The equity you've worked to build up on your home is a valuable resource, and home equity loans are one way you can let this resource benefit you. Equity is the difference between the value of your home, and the amount of mortgage you still have to pay off. For example, if your house is worth $150,000, and you have $100,000 left on your mortgage balance, you have built up $50,000 worth of equity. The more equity you have, you will qualify to borrow more money in home equity loans.
Home equity loans use this difference to help you get the money you need at a low interest rate, which can be used as a money-saving tool. You can consolidate your debt with home equity loans. Most credit cards have APRs of twenty percent or more, while home equity loans almost always have a rate below 10%, often much lower, varying, of course, according to credit. In order to get a better idea of what APR home equity loans will offer you, get a credit report from one of the main credit reporting agencies; Equifax, Experian, or TransUnion.
There are two main kinds of home equity loans; set term home equity loans, and revolving lines of credit. Term home equity loans work like typical loans. You borrow a set amount, have a fixed interest rate, and pay a certain amount monthly.
A HELOC (home equity line of credit), on the other hand, is more like a credit card than traditional home equity loans. You can borrow up to a certain amount for as long as the loan lasts. If you borrow to the limit, but pay some of it back, later you may borrow what you had earlier paid back.

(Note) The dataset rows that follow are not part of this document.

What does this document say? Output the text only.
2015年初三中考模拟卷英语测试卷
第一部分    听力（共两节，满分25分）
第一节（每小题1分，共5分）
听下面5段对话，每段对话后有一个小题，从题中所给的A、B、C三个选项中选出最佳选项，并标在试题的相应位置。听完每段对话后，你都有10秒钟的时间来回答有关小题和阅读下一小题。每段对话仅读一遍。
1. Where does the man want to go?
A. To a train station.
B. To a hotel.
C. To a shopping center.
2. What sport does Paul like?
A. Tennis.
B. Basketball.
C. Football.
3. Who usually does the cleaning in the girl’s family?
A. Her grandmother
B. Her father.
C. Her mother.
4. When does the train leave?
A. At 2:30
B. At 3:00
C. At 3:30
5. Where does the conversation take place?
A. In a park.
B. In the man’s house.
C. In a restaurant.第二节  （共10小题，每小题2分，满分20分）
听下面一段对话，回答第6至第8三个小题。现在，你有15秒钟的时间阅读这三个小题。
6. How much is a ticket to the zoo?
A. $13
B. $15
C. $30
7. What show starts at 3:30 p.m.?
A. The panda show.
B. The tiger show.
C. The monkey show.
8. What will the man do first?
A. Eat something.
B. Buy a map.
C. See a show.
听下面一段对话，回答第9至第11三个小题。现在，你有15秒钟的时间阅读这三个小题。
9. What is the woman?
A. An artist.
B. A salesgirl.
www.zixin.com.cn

Once the loan expires, though, the amount must be paid in full. Another potential downside to a HELOC, is that the interest rate is variable, going up or down with the market.
When you've researched home equity loans, and are ready to take one out, the first place you should consider going is your current mortgage company. Not only does this save you a lot of paperwork, and help you get your loan approved faster, you might also be able to get a better deal. Ask them about savings on closing costs, or any other special offer on home equity loans for current customers.
Before you get your loan, make sure you know ALL the fees you will be paying. Home equity loans can have many fees. The following are some fees you may be facing.
- Closing costs. The closing costs for home equity loans are usually 2-5% of the loan amount.
- Application fee. This covers the processing for home equity loans, and may be non-refundable if the loan is denied.
- Annual maintenance fees. If you are charged one, it is usually below $100.
- Cancellation fee. May apply if you cancel the loan early.
Despite the fees, home equity loans are one of the least expensive ways to borrow money. Their interest rates are substantially lower than credit cards. But they aren't for everyone. If considering home equity loans, be sure you can meet the payments, or you risk losing your home. But when used well, home equity loans can save a lot of money by giving you the low rate, and even to pay off high interest rate debt. If you need the money, home equity loans may be a great option for you, just keep potential consequences in mind when making your decision.